Analyzing the language of the employer’s electronic communications policy, the court concluded that the policy was vague, ambiguous, and unclear, and determined that as a result, an employee reading it could have a reasonable expectation in the privacy of personal email sent from work computers. Id. at 659, 663. The court noted a number of the policy’s ambiguities and deficiencies:  

  • The policy failed to address personal email accounts, giving employees no express notice that email sent or received on a personal, web-based account on a work computer would be subject to employer monitoring; n While the policy expressly reserved the defendant’s right to review and access “all matters on the company’s media systems and services at any time,” the policy failed to define the terms “media systems and services”;  
  • While the policy prohibited some uses of the “email system,” it was not clear whether “email system” referred only to the company’s own email system or included personal email accounts as well;  
  • The policy failed to communicate to employees that emails from their personal, web-based accounts could be stored on a work computer’s hard drive and later “forensically retrieved” and read by their employer; and  
  • While the policy stated that “emails are not to be considered private or personal to any individual employee,” it incongruously permitted “[o]ccasional personal use [of email].”  

Id. at 659.  

Applying the relevant “expectation of privacy” factors listed above to the instant case, the court found the plaintiff had both a subjectively and objectively reasonable expectation of privacy in the emails sent to her attorney. The plaintiff’s use of a personal, password-protected email account instead of her company account, and decision not to save her personal account’s password on her work computer, both indicated her subjective expectation that the communications remain private. As evidence that her expectations were objectively reasonable, the court pointed to the ambiguous language of the policy and the attorney-client nature of the emails.  

Id. at 663.  

Drafting Electronic Communications Policies After Stengart

While the Stengart decision is only binding in New Jersey, it provides guidance on crafting effective, enforceable electronic communications policies to employers in jurisdictions where this novel issue of law has yet to be decided. By pointing out the deficiencies in the employer’s written policy, the court in Stengart emphasized the importance of clarity above all in crafting effective policies. Employers should draft policies that:  

  • Unambiguously and expressly enumerate all prohibited conduct;  
  • Provide clear definitions of all potentially ambiguous terms; and  
  • Describe any employer monitoring or surveillance in a way that communicates to employees without technical training all the ways in which their use of work computers is not private (for example, providing an explanation of how employee web activity can be captured in temporary internet files and may be later reviewed by the employer).  

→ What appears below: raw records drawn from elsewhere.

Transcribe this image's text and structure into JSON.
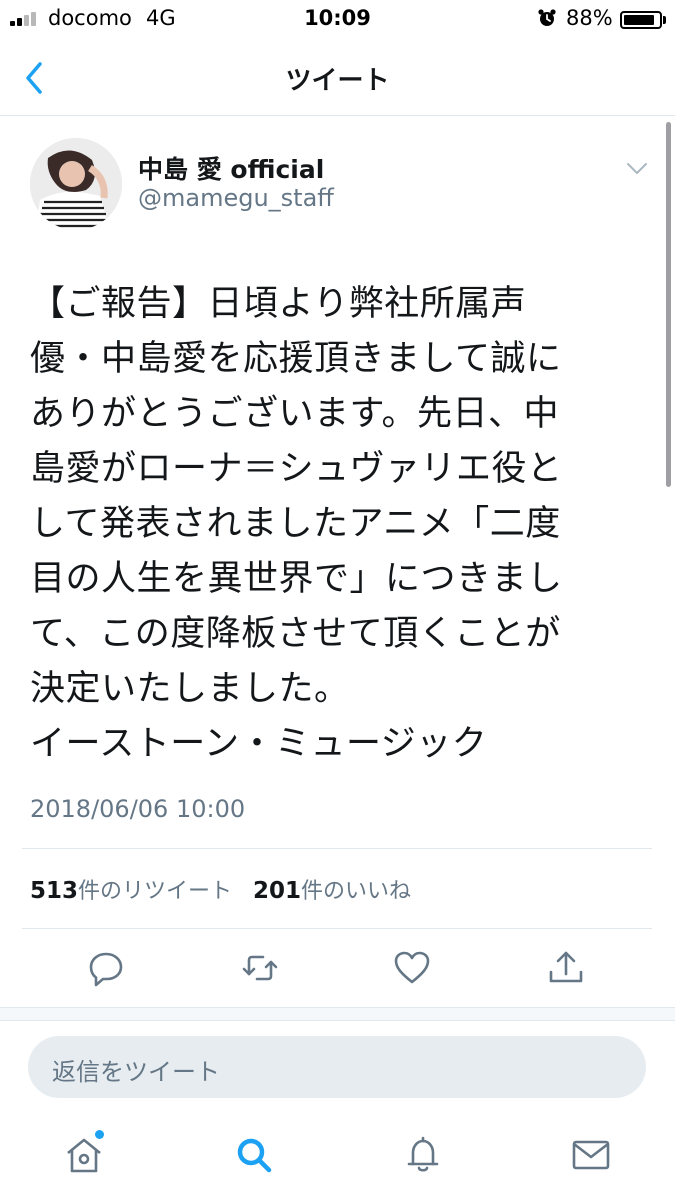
{
  "status_bar": {
    "carrier": "docomo",
    "network": "4G",
    "time": "10:09",
    "battery_percent": "88%",
    "battery_level": 0.88,
    "alarm_icon": "alarm-icon"
  },
  "nav": {
    "title": "ツイート",
    "back_icon": "chevron-left-icon"
  },
  "tweet": {
    "display_name": "中島 愛 official",
    "handle": "@mamegu_staff",
    "text_lines": [
      "【ご報告】日頃より弊社所属声",
      "優・中島愛を応援頂きまして誠に",
      "ありがとうございます。先日、中",
      "島愛がローナ＝シュヴァリエ役と",
      "して発表されましたアニメ「二度",
      "目の人生を異世界で」につきまし",
      "て、この度降板させて頂くことが",
      "決定いたしました。",
      "イーストーン・ミュージック"
    ],
    "timestamp": "2018/06/06 10:00"
  },
  "stats": {
    "retweets_count": "513",
    "retweets_label": "件のリツイート",
    "likes_count": "201",
    "likes_label": "件のいいね"
  },
  "actions": [
    "reply-icon",
    "retweet-icon",
    "like-icon",
    "share-icon"
  ],
  "reply": {
    "placeholder": "返信をツイート"
  },
  "tabbar": {
    "items": [
      "home-icon",
      "search-icon",
      "notifications-icon",
      "messages-icon"
    ],
    "active": "search-icon"
  },
  "colors": {
    "accent": "#1da1f2",
    "text": "#14171a",
    "secondary": "#657786",
    "border": "#e1e8ed"
  }
}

However, it is important to note that under Stengart even a crystal clear electronic communications policy may not trump the protection of the attorney-client privilege and permit an employer to retrieve and read personal emails sent by an employee to an attorney from a work computer. “Because of the important public policy concerns underlying the attorney-client privilege, even a more clearly written company manual . . . that banned all personal computer use and provided unambiguous notice that an employer could retrieve and read an employee’s attorneyclient communications . . . would not be enforceable.” Id. at 665.

According to the court in Stengart, employers wishing to limit or prohibit such communications may certainly draft policies to that effect; the proper remedy for violations of corporate policy, however, is the exercise of appropriate discipline or termination, not access to the contents of offending communications that would otherwise enjoy the protection of the attorney-client privilege. Id. at 665.  

For employees seeking to avoid disclosure of email communications with their attorneys, of course, the simplest solution remains waiting until they are at their own personal computers before clicking send.